Malgré cela, les femmes ne veulent pas être considérées comme des victimes. Mwanahamisi Singano, responsable de programme chez Femnet, une organisation de défense des droits des femmes africaines, a décrit comment, lors d’un événement pré-COP, les femmes et les filles africaines ont déclaré qu’elles en avaient assez d’être des études de cas.

Patience Nabukalu d’Ouganda s’adresse à un rassemblement devant la COP26.

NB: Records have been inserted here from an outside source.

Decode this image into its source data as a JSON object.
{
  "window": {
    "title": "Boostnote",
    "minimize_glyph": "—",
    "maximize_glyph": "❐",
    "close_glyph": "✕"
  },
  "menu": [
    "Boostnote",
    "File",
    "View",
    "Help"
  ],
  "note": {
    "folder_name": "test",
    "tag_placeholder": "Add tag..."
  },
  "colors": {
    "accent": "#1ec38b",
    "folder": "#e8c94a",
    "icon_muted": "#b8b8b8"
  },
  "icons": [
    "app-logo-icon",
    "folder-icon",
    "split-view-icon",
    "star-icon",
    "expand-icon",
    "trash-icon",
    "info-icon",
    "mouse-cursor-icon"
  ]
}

Katie Collins/Camaraderielimited

« Les femmes et les filles africaines ont des aspirations. Elles ont des rêves. Elles veulent vivre la vie. Elles veulent s’épanouir », a-t-elle déclaré lors de la conférence de presse de Women and Gender Constituency. « Plus important encore, ils veulent être à l’abri de toutes les formes d’oppression. Ils veulent être reconnus à juste titre comme les dépositaires des connaissances, des capacités et des compétences.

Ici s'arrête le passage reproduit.